About CoSMM …

CoSMM is a project of Community Stewardship of Mercian Monuments and here is where you learn a little about the project, the monuments (Offa’s Dyke and Wat’s Dyke initially) and about us.

…the project:

The project is run by the communities along the dykes and supported by the archaeologists. CoSMM is a community-based project concerned with monitoring, recording and curating information about the monuments.
CoSMM is apolitical, it simply wishes to evaluate the historical affect on communities around monuments and the impact of borders.

Now is a really exciting time to be starting a community-based project on Offa’s and Wat’s Dykes. The publication of Keith Ray and Ian Bapty’s (2016) long-anticipated book on the monument, the creation of the Collaboratory (ODC – Offa’s Dyke Collaboratory) itself and new initiatives from a revitalised Offa’s Dyke Association (Offa’s Dyke Association) are all combining to raise the profile of the monument.

Public engagement with Offa’s Dyke is diverse and comes from a range of stakeholders. Those charged with legal responsibility for the monument’s conservation and protection, academics, landowners and local businesses, those who use it as a recreational resource all have a vested interest and a voice. In many cases these voices can be heard through statutory channels, local business initiatives or through well-established lobby groups at regional and national levels. The channels for the thoughts and opinions of those who live alongside the dyke, of those community groups who are concerned with its preservation and recording, are less readily obvious. The Community Stewardship of Mercian Monuments (CoSMM) project explores how an online community-lead archaeology project developed under the auspices of the Offa’s Dyke Association (ODA) can provide such a resource, not just for Offa’s Dyke, but also for Wat’s Dyke and other examples of Early Medieval archaeology along the Anglo-Welsh border.

Such an initiative is important for a number of reasons. The latest digital technologies provide heritage professionals with the opportunity to more effectively record, research and conserve landscapes than ever before e.g. The “Stonehenge Hidden Landscape Project,” . Nevertheless, the sheer scale of Offa’s Dyke as it runs through two countries, multiple local authority areas and innumerable settlements along its route continues to render a long-term, comprehensive, top-down approach a logistical challenge. In contrast, scalable, local programmes of recording and conservation by committed groups working to a standard framework and coming together within a single online portal promise to be both achievable and sustainable over the long-term.

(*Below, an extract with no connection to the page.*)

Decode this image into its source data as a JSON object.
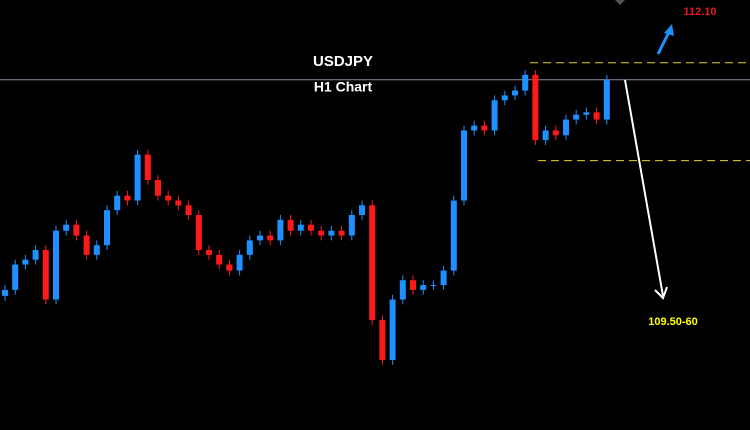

In collaboration with the ODA (Offa’s Dyke Association) and working within The Offa’s Dyke Collaboratory CoSMM is a crowd-sourced community initiative based on a scaleable model that can be applied along the length of Offa’s and Wat’s Dykes using volunteer coordinators each responsible for a stretch of either monument within their settlement.

The Offa’s Dyke Association is the natural home for CoSMM which is only the latest addition to its programmes dedicated to preserving and promoting the monument since its inception by the late Frank Noble in 1969. That the Association is hosting, facilitating and supporting this effort is a measure of the scale of its ambitions in promoting both Offa’s and Wat’s Dykes to locals and visitors alike and we’re very grateful for their support.

Work is only just beginning, but the early signs are encouraging. Of course, we’ll be reporting on progress through the Collaboratory website, the ODA Newsletter and the website when it launches. We’re very much looking forward to seeing where the future takes us.

Please see the TAG 2017 talk by Melanie and Ian via the ODC (Theoretical Archaeology Group – a prestigious academic conference).


CoSMM has been inspired by The CORS Project , “After Offa” and “Your Place or Mine?”  in the same way Mick Aston promoted in his work with communities.


Bibliography:

Bronygarth Social Committee, Simon Greaves and Helen East (2013) After Offa | aqueducks.org. Available at: http://www.aqueducks.org/aoindex.html (Accessed: 23 October 2017).
LBI ArchPro (2014) The ‘Stonehenge Hidden Landscape Project’. Available at: http://lbi-archpro.org/cs/stonehenge/ (Accessed: 23 October 2017).
Lewis, C. (2005) The University of Cambridge Currently Occupied Rural Settlement (CORS) project — Access Cambridge Archaeology (ACA), The University of Cambridge Currently Occupied Rural Settlement (CORS) project. Available at: http://www.access.arch.cam.ac.uk/reports/cors (Accessed: 27 June 2017).
Piccini, A. A. and Insole, P. (2013) ‘Your Place or Mine? Crowdsourced Planning, Moving Image Archives and Community Archaeology’, Archäologische Informationen.